Mental illness could play a role in capital murder case

Travon Harmon, 19, in court Travon Harmon, 19, in court
RUSSELL COUNTY, AL (WTVM) -

On Friday morning, 19-year-old Travon Harmon faced a Russell County Judge for allegedly killing his sister and grandfather in a Fort Mitchell shooting spree in January that left two dead and one injured.

"Go on lay it down," were allegedly the last words 77-year-old Leroy Harmon said before his grandson, Travon Harmon, shot him in the head.

However, conflicting stories from witness accounts including various versions from Travon himself leave many questions unanswered.

"He gave inconsistent statements that did not make sense logically," said Harmon's defense attorney Jeremy Armstrong.
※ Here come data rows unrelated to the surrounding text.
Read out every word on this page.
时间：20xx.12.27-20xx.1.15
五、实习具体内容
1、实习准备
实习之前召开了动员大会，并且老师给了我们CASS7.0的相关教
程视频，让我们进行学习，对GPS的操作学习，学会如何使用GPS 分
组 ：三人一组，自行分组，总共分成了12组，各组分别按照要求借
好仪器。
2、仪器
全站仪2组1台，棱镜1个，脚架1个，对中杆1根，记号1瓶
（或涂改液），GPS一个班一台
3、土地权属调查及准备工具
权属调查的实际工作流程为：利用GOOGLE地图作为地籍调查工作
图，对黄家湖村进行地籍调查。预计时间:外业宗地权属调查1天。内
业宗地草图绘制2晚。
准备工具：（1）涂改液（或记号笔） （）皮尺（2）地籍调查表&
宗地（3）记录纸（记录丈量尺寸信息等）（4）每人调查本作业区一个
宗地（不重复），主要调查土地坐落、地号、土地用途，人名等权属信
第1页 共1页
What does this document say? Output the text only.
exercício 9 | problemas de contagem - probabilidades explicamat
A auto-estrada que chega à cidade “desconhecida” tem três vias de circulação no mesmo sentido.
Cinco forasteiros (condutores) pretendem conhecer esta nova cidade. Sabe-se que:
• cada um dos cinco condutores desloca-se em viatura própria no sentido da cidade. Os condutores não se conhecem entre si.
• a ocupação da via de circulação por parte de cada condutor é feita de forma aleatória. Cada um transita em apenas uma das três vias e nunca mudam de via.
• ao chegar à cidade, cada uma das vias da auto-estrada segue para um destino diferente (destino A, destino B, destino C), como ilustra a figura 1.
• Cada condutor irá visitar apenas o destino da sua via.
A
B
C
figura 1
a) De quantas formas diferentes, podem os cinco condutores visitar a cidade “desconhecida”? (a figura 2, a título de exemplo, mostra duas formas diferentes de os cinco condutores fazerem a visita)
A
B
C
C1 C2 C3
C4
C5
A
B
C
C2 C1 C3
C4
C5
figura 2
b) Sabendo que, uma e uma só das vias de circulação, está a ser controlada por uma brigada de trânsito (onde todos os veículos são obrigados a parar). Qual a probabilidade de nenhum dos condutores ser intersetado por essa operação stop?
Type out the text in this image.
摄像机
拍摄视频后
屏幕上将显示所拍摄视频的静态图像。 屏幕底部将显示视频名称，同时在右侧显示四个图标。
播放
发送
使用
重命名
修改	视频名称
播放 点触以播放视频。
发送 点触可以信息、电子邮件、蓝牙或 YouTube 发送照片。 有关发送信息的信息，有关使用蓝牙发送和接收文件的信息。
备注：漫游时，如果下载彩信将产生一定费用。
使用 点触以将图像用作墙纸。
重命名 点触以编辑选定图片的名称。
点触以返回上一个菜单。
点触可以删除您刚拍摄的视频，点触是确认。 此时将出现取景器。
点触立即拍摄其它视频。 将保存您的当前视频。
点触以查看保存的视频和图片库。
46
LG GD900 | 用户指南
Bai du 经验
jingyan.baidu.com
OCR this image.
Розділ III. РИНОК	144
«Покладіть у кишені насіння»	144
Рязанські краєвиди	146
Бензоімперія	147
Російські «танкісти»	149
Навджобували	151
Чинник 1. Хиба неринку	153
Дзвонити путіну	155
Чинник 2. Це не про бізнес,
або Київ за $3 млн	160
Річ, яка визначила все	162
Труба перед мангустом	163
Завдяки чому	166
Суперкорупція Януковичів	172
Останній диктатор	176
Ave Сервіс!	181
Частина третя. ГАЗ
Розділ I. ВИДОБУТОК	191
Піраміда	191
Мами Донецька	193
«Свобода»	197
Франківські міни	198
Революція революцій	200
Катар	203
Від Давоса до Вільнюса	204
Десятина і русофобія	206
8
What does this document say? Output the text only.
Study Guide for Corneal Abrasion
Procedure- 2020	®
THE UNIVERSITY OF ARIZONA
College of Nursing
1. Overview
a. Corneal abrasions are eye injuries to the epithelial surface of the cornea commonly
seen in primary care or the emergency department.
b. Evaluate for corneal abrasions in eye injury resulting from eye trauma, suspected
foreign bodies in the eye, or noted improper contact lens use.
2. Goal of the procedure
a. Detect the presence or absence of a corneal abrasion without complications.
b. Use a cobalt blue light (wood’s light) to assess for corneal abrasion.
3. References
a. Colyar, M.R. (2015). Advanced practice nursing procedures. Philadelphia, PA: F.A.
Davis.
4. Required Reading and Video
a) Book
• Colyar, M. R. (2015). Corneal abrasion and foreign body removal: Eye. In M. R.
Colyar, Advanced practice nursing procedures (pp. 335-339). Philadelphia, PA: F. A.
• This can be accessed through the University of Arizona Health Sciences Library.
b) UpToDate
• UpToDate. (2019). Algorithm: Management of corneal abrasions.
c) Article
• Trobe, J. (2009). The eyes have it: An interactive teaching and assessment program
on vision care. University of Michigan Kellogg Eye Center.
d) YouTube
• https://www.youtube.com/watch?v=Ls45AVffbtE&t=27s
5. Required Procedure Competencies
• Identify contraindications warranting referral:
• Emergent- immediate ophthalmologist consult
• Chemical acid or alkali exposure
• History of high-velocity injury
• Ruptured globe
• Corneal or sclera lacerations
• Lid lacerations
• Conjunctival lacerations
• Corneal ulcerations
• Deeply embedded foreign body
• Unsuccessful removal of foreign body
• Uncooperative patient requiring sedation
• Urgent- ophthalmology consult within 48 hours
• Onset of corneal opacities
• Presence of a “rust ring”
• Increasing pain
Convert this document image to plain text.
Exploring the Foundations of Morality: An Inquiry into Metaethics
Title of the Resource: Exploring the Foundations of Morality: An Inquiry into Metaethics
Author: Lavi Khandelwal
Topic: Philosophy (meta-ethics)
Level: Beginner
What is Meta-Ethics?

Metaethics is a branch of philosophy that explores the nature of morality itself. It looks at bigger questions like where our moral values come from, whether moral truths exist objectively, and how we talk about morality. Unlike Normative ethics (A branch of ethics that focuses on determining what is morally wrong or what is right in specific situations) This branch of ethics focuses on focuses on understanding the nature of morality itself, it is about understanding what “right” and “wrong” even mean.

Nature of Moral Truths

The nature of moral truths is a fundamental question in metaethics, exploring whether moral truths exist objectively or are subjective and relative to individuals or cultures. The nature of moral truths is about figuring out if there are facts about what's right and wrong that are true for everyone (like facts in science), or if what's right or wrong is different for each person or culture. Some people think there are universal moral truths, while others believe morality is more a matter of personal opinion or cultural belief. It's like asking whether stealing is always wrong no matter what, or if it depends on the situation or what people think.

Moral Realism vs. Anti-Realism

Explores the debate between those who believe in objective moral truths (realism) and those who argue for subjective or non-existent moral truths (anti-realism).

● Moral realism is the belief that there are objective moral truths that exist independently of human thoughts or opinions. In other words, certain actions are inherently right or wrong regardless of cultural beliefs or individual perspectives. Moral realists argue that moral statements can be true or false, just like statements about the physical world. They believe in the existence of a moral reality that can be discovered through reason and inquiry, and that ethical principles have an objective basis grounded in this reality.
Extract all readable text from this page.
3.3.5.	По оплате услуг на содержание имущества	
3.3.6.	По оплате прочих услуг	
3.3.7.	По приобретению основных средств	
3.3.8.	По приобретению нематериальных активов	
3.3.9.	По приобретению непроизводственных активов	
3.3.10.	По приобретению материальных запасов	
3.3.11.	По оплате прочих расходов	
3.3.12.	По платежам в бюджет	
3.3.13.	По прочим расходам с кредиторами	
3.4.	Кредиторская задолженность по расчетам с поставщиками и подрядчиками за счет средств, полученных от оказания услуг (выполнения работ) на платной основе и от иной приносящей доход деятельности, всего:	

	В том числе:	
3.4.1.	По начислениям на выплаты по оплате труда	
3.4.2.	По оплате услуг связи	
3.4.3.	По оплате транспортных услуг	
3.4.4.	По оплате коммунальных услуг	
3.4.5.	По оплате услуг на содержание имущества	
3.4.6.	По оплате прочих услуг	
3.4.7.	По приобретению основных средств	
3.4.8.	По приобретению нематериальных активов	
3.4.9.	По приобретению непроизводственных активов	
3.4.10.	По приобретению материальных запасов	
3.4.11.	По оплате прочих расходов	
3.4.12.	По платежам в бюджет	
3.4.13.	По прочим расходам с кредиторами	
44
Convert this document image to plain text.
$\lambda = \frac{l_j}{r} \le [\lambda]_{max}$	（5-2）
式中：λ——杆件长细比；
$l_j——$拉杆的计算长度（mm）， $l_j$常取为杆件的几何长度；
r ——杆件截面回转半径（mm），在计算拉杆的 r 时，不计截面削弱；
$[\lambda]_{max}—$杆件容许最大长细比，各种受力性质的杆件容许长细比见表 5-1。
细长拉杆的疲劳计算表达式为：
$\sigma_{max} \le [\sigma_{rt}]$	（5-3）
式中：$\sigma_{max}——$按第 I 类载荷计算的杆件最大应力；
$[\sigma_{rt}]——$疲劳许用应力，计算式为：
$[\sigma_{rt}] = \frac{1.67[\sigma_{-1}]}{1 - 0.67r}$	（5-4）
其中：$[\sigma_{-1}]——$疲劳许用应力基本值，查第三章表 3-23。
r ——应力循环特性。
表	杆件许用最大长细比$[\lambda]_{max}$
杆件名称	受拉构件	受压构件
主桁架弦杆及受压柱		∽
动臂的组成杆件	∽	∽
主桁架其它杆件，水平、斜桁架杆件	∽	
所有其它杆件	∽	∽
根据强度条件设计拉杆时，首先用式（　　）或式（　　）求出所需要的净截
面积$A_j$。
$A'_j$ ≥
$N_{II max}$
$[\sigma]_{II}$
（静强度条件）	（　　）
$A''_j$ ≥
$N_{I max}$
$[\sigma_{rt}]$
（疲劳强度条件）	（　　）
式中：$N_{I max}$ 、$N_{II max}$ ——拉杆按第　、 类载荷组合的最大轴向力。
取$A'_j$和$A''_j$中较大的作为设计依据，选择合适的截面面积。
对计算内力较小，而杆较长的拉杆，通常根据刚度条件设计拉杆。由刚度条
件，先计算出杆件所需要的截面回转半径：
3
Friday's court proceeding acted as a preliminary hearing on the capital murder charges Harmon now faces.

"Obviously you're dealing with the potential penalty of death or life in prison," said Armstrong.

Investigators say Harmon called police reporting a murder after he shot his childhood friend Devonte Howard, then grandfather and his older sister Bianca Harmon.

Howard survived the wound to his forehead, but his family members didn't.

WTVM heard Harmon speak for the first time in court, but Harmon only addressed the fact that he wants to use the legal services of his court-appointed defense attorney.

Armstrong asked the court for a psychological evaluation for his client, sighting a possible history of mental illness, and strange inconsistencies in Harmon's stories.

Harmon for example told investigators his grandfather encouraged him to shoot his sister after he had been shot in the head.

Harmon also states his elderly grandmother, who was also present at the time of the shooting, asked to be shot. Investigators say Harmon changed the order in which he says he shot the three victims multiple times.

"During the investigation it was not questioned as to Travon's education, he dropped out of school before he completed the seventh grade," said Armstrong.

Armstrong says a psychological evaluation could take months and that this case could be in limbo for some time. A Russell County judge has ordered the case to continue on to a grand jury.